Data Science Toolkit - Linear-log bucketing
Linear-log bucketing is a feature of the Logistic Regression Custom Model Service.
Data binning is a way of pre-processing data that reduces the effects of minor observation errors. Instead of examining all the individual data values in a set, you divide the set into intervals, or buckets, and substitute the value of the bucket for the individual values that fall within it. This is typically used for data where the values are not normally distributed. Data that reflects human activities or human characteristics often have a heavy-tail distribution. There are a lot of smaller value inputs, with values that can get very large but are increasingly rare. There may not be a cap on how large the values can get. Because this data is so spread out, it is difficult to build a strong statistical model from it. If you group like data instead, you can get more data over fewer instances and thus build a stronger model.
For example, we want to build a custom model which uses the cookie age feature. Cookie age is stored in minutes, so it could be a value anywhere from 1 minute to several months (100,000 minutes). Though we might see a significant difference in user actions for users with cookies between 1 minute and 60 minutes old, we probably won't see a significant difference between users with cookies that are 99,000 minutes old and users with cookies that are 99,060 old.
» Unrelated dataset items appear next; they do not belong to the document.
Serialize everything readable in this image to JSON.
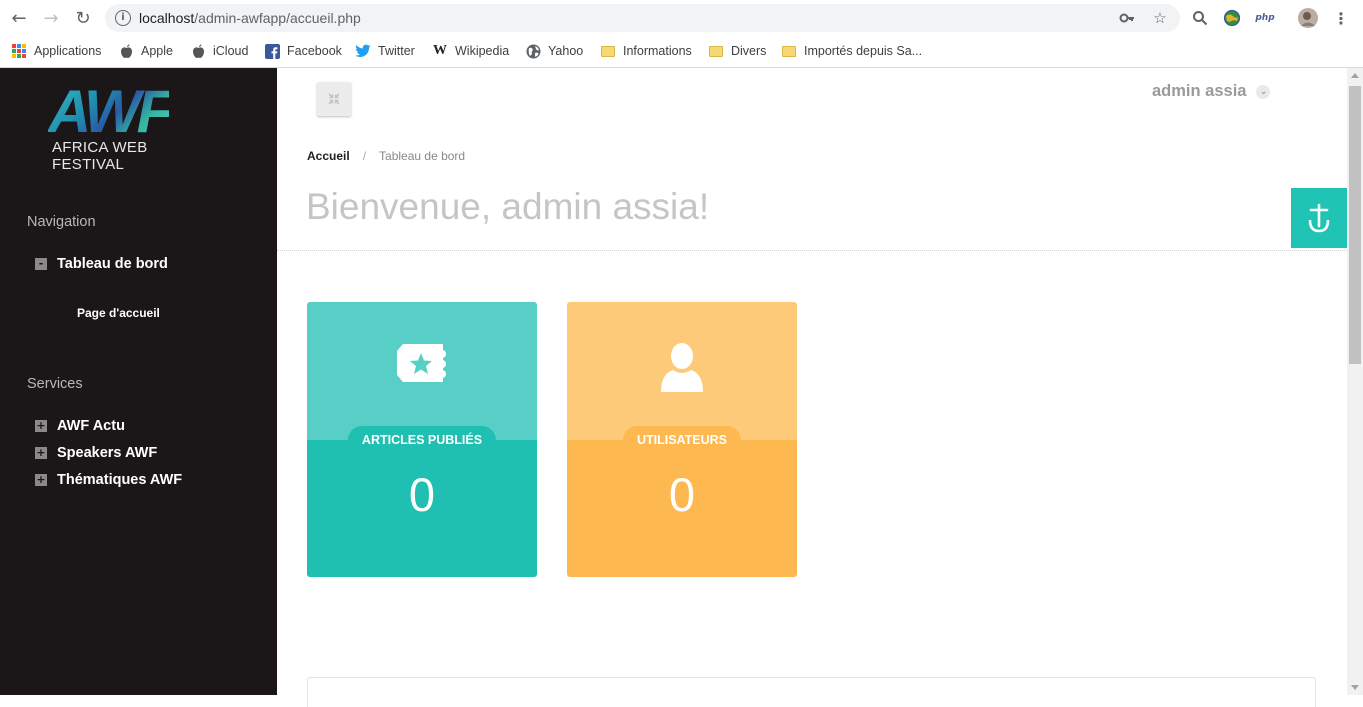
{
  "browser": {
    "url_host": "localhost",
    "url_path": "/admin-awfapp/accueil.php",
    "ext_php_label": "php"
  },
  "bookmarks": [
    {
      "label": "Applications",
      "icon": "apps-grid-icon"
    },
    {
      "label": "Apple",
      "icon": "apple-icon"
    },
    {
      "label": "iCloud",
      "icon": "apple-icon"
    },
    {
      "label": "Facebook",
      "icon": "facebook-icon"
    },
    {
      "label": "Twitter",
      "icon": "twitter-icon"
    },
    {
      "label": "Wikipedia",
      "icon": "wikipedia-icon"
    },
    {
      "label": "Yahoo",
      "icon": "globe-icon"
    },
    {
      "label": "Informations",
      "icon": "folder-icon"
    },
    {
      "label": "Divers",
      "icon": "folder-icon"
    },
    {
      "label": "Importés depuis Sa...",
      "icon": "folder-icon"
    }
  ],
  "sidebar": {
    "logo_letters": "AWF",
    "logo_subtitle": "AFRICA WEB FESTIVAL",
    "nav_heading": "Navigation",
    "dashboard": {
      "toggle": "-",
      "label": "Tableau de bord"
    },
    "dashboard_sub": "Page d'accueil",
    "services_heading": "Services",
    "services": [
      {
        "toggle": "+",
        "label": "AWF Actu"
      },
      {
        "toggle": "+",
        "label": "Speakers AWF"
      },
      {
        "toggle": "+",
        "label": "Thématiques AWF"
      }
    ]
  },
  "header": {
    "user_name": "admin assia"
  },
  "breadcrumb": {
    "home": "Accueil",
    "separator": "/",
    "current": "Tableau de bord"
  },
  "page_title": "Bienvenue, admin assia!",
  "cards": [
    {
      "label": "ARTICLES PUBLIÉS",
      "count": "0",
      "icon": "ticket-star-icon",
      "color_top": "#58cfc6",
      "color_bottom": "#1fbfb2"
    },
    {
      "label": "UTILISATEURS",
      "count": "0",
      "icon": "user-icon",
      "color_top": "#fdca7a",
      "color_bottom": "#fdb94f"
    }
  ],
  "colors": {
    "sidebar_bg": "#1b1617",
    "accent_teal": "#20c4b5",
    "accent_orange": "#fdb94f"
  }
}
We need some way to create smaller, more tightly spaced buckets for the smaller values and larger, more spread-out buckets for the bigger values.
To do this, Xandr uses a technique called linear-log bucketing.
Linear-log bucketing process overview
Linear-log bucketing combines the approaches taken by linear bucketing and log bucketing.
Linear bucketing increases the size of each bucket by the same amount for each interval. For example, if you created buckets that increased by 2 each time, you would have buckets at 2, 4, 6, 8, 10, 12, 14, and so on. This works well for grouping the smaller values into evenly-spaced buckets, but it doesn't solve the problem of grouping the larger, more widely spaced values together. Even if you only have data points between 100,000 and 100,050 you still have buckets at 100,002 ... 100,048.
Log bucketing increases bucket size by a power of two for each interval. This results in buckets at 2, 4, 8, 16, 32, 64, 128, and so on. This works well for grouping large, widely spread values, but has less evenness for intervals between smaller numbers.
Linear-log bucketing uses linear bucketing for a specified initial range and then does logarithmic bucketing for the rest of the values.
This graph plots the increase in bucket sizes. The x-axis is the feature value and the y-axis is the bucket number.
Xandr also supports sub-bucketing to reduce the margin of error and give you more control over how bucketing works. You can create sub-buckets to subdivide each bucket into a few smaller buckets. This is especially helpful at the larger end of your logarithmic range.